ComfyUI-DiffusersStableCascade
ComfyUI-DiffusersStableCascade copied to clipboard
High VRAM use - ComfyUI won't unload models
Because the models are loaded directly, ComfyUI model manager doesn't know about them, and can't unload them. There are probably better ways to deal with this and once ComfyUI adds a native version, it shouldn't matter. But in order to run this on my 12GB GPU, I had to unload the models in between phases. Probably a better way to do this, but I'm still pretty new to ComfyUI development, so this was my solution for now. I found that because it took some time to load/unload the models in between, this worked pretty well to run batches, and because the latents are smaller I could run 3-4 at a time without trouble.
def process(self, width, height, seed, steps, guidance_scale, prompt, negative_prompt, batch_size, decoder_steps, image=None):
comfy.model_management.unload_all_models()
torch.manual_seed(seed)
device = comfy.model_management.get_torch_device()
#load the prior
if not hasattr(self, 'prior') or self.prior == None:
self.prior = StableCascadePriorPipeline.from_pretrained("stabilityai/stable-cascade-prior", torch_dtype=torch.bfloat16).to(device)
prior_output = self.prior(
image=image,
prompt=prompt,
height=height,
width=width,
negative_prompt=negative_prompt,
guidance_scale=guidance_scale,
num_images_per_prompt=batch_size,
num_inference_steps=steps
)
#unload the prior
if hasattr(self, 'prior'):
self.prior = None
gc.collect()
#load the decoder
if not hasattr(self, 'decoder') or self.decoder == None:
self.decoder = StableCascadeDecoderPipeline.from_pretrained("stabilityai/stable-cascade", torch_dtype=torch.float16).to(device)

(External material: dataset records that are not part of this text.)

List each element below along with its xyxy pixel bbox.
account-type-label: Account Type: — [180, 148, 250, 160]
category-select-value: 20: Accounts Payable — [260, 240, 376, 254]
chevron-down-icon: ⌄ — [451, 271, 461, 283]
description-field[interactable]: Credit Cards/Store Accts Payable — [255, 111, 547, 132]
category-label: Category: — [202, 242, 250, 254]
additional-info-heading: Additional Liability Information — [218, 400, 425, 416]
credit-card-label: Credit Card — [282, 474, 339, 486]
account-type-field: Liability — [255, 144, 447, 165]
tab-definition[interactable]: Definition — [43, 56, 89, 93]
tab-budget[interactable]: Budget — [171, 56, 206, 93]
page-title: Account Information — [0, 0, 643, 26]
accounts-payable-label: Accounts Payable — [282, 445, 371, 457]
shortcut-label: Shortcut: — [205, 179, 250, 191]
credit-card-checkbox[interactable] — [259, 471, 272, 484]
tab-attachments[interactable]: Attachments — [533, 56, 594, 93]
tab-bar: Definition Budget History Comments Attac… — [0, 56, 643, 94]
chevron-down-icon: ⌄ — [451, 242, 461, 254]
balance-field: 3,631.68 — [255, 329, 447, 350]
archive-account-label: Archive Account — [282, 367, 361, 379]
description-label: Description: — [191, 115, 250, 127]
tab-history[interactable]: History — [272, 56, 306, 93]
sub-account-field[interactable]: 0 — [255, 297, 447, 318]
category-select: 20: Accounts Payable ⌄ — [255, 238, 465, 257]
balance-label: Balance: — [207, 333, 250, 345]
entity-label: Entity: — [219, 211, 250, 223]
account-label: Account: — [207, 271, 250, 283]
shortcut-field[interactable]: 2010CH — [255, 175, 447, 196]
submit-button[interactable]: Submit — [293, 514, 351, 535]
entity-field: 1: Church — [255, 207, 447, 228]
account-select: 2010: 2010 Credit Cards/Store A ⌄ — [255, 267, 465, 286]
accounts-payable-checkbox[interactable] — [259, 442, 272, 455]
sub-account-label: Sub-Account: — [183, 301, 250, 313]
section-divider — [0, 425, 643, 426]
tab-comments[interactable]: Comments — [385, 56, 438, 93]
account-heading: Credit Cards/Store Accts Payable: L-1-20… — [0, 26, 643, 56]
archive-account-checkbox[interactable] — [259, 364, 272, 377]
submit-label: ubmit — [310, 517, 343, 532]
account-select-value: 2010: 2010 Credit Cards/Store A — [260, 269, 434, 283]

decoder_output = self.decoder(
image_embeddings=prior_output.image_embeddings.half(),
prompt=prompt,
negative_prompt=negative_prompt,
guidance_scale=0.0,
output_type="pil",
num_inference_steps=decoder_steps
).images
#unload the decoder
if hasattr(self, 'decoder'):
self.decoder = None
gc.collect()
tensors = [ToTensor()(img) for img in decoder_output]
batch_tensor = torch.stack(tensors).permute(0, 2, 3, 1).cpu()
return (batch_tensor,image)
Where to put that ? Maybe a "unload model node would be useful.